The campaign is a dramatic example of Chevrolet engineers’ work to select the right material, enabled by the right manufacturing processes, for the right application.
According to Sandor Piszar, Chevrolet truck marketing director, it also demonstrates why Silverado is a smart choice for customers shopping for a truck they can use as a truck:
“We engineer and build our trucks with customers’ expectations in mind. For example, Silverado features a roll-formed, high-strength steel bed because truck customers demand the ability to haul their toys, tools and other cargo. These videos demonstrate the real-world benefits of the Silverado’s bed, in both extreme and everyday scenarios.”
To demonstrate the advantages of Silverado’s construction, Chevrolet conducted three comparisons to the stamped aluminum bed of the 2016 Ford F-150. Demonstrations were done without bedliners, evaluating the susceptibility of each bed to punctures.
In scientific testing using a wedge-shaped striker weighing 17 pounds (7.7 kilograms), the Silverado sample remained intact up to 90 joules of impact energy. By comparison, the aluminum bed floor exhibited hairline cracks at just 30 joules, and was completely punctured at 40 joules.
As an extreme example of the Silverado’s strength, 55 landscaping blocks weighing a total of approximately 825 pounds (347 kilograms) were dropped into the beds of both trucks from 5 feet above the bed floor. In 12 out of 12 comparisons shot for video, the Silverado exhibited only scratches and dents that did not affect the utility of the bed. The aluminum Ford F-150’s aluminum bed sustained punctures in every drop, with an average of 4.3 punctures per drop that could reduce the utility of the bed.
To replicate the kind of accident that can happen at any jobsite, the videos also show a steel, handheld toolbox pushed off the side rail of each truck. For the Silverado, the toolbox only dented the roll-formed high-strength steel bed in 12 out of 14 demonstrations. In the remaining two demonstrations, the toolbox left a pinhole puncture on the bed floor. For the F-150, the toolbox only dented the aluminum bed once out of the 14 demonstrations. In the remaining 13 demonstrations, the toolbox left a sizable puncture through the stamped aluminum bed floor.
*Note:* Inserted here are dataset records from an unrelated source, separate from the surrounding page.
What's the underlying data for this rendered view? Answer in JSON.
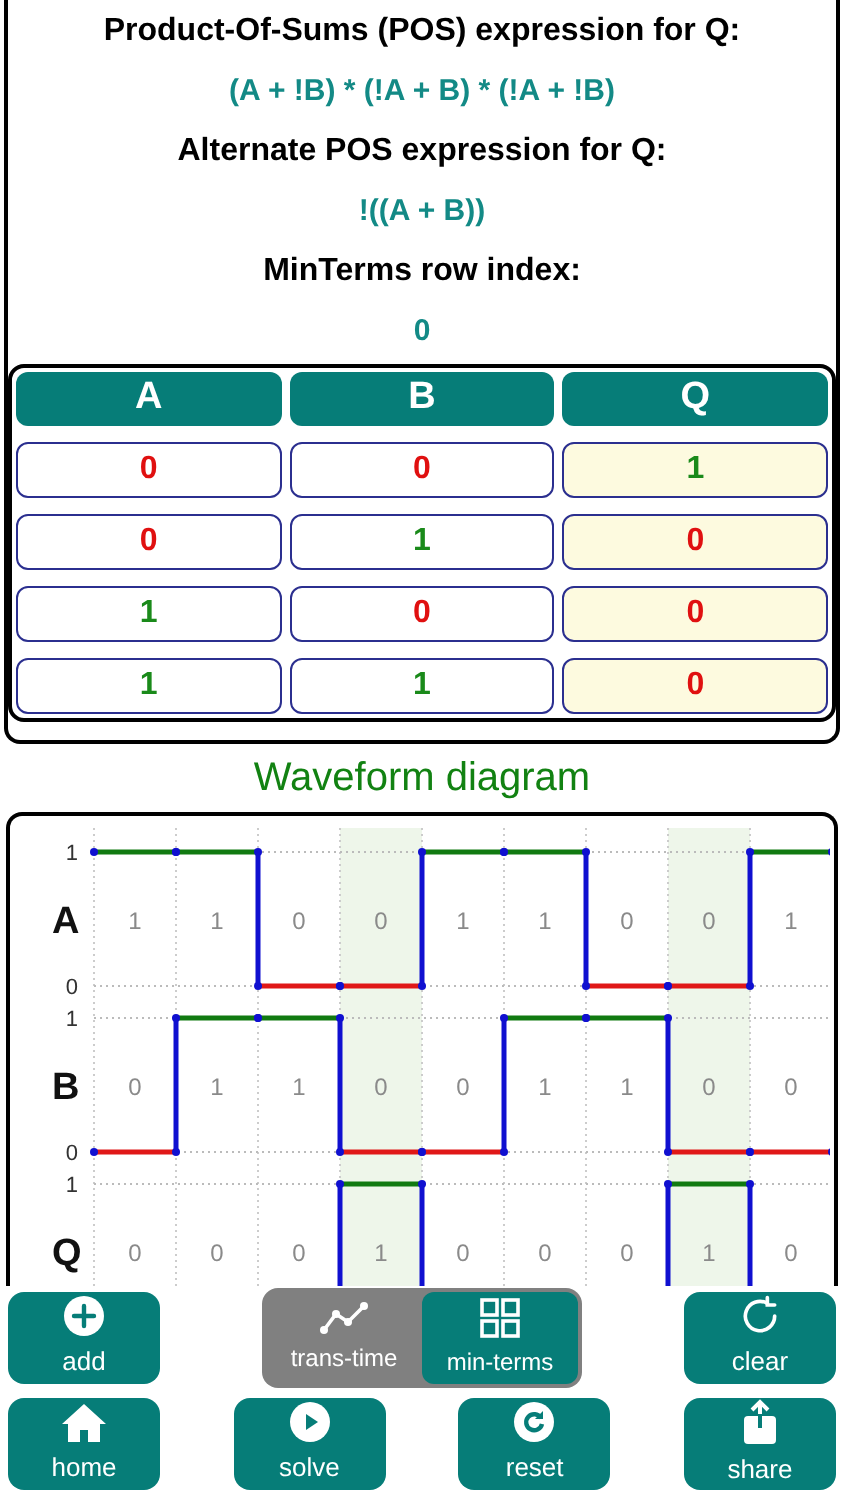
{
  "expressions": [
    {
      "kind": "heading",
      "text": "Product-Of-Sums (POS) expression for Q:"
    },
    {
      "kind": "value",
      "text": "(A + !B) * (!A + B) * (!A + !B)"
    },
    {
      "kind": "heading",
      "text": "Alternate POS expression for Q:"
    },
    {
      "kind": "value",
      "text": "!((A + B))"
    },
    {
      "kind": "heading",
      "text": "MinTerms row index:"
    },
    {
      "kind": "value",
      "text": "0"
    }
  ],
  "truth_table": {
    "columns": [
      {
        "label": "A",
        "kind": "input"
      },
      {
        "label": "B",
        "kind": "input"
      },
      {
        "label": "Q",
        "kind": "output"
      }
    ],
    "rows": [
      [
        {
          "text": "0",
          "color": "#e01010"
        },
        {
          "text": "0",
          "color": "#e01010"
        },
        {
          "text": "1",
          "color": "#1a8a1a"
        }
      ],
      [
        {
          "text": "0",
          "color": "#e01010"
        },
        {
          "text": "1",
          "color": "#1a8a1a"
        },
        {
          "text": "0",
          "color": "#e01010"
        }
      ],
      [
        {
          "text": "1",
          "color": "#1a8a1a"
        },
        {
          "text": "0",
          "color": "#e01010"
        },
        {
          "text": "0",
          "color": "#e01010"
        }
      ],
      [
        {
          "text": "1",
          "color": "#1a8a1a"
        },
        {
          "text": "1",
          "color": "#1a8a1a"
        },
        {
          "text": "0",
          "color": "#e01010"
        }
      ]
    ]
  },
  "waveform": {
    "title": "Waveform diagram",
    "highlighted": [
      false,
      false,
      false,
      true,
      false,
      false,
      false,
      true,
      false
    ],
    "signals": [
      {
        "name": "A",
        "high_label": "1",
        "low_label": "0",
        "values": [
          "1",
          "1",
          "0",
          "0",
          "1",
          "1",
          "0",
          "0",
          "1"
        ],
        "levels": [
          true,
          true,
          false,
          false,
          true,
          true,
          false,
          false,
          true
        ]
      },
      {
        "name": "B",
        "high_label": "1",
        "low_label": "0",
        "values": [
          "0",
          "1",
          "1",
          "0",
          "0",
          "1",
          "1",
          "0",
          "0"
        ],
        "levels": [
          false,
          true,
          true,
          false,
          false,
          true,
          true,
          false,
          false
        ]
      },
      {
        "name": "Q",
        "high_label": "1",
        "values": [
          "0",
          "0",
          "0",
          "1",
          "0",
          "0",
          "0",
          "1",
          "0"
        ],
        "levels": [
          false,
          false,
          false,
          true,
          false,
          false,
          false,
          true,
          false
        ]
      }
    ]
  },
  "toolbar_top": {
    "add": {
      "label": "add"
    },
    "modes": [
      {
        "label": "trans-time",
        "kind": "chart",
        "selected": false
      },
      {
        "label": "min-terms",
        "kind": "grid",
        "selected": true
      }
    ],
    "clear": {
      "label": "clear"
    }
  },
  "toolbar_bottom": [
    {
      "label": "home",
      "kind": "home"
    },
    {
      "label": "solve",
      "kind": "play"
    },
    {
      "label": "reset",
      "kind": "reset"
    },
    {
      "label": "share",
      "kind": "share"
    }
  ]
}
The strength of the Silverado bed stems the material used and how it is formed. The high-strength steel alloy is so strong, the required geometry of the bed floor cannot be formed using traditional stamping. Instead, Chevrolet uses a roll-forming process that enhances material strength by creating less material fatigue than stamping.
“Obviously, any material can be pushed to the breaking point if you subject it to enough impact energy,” Piszar concluded. “If a customer does manage to puncture the high-strength steel bed of the Silverado, they have the added peace of mind knowing steel tends to be easier to repair than aluminum — potentially saving money and minimizing time without their truck.”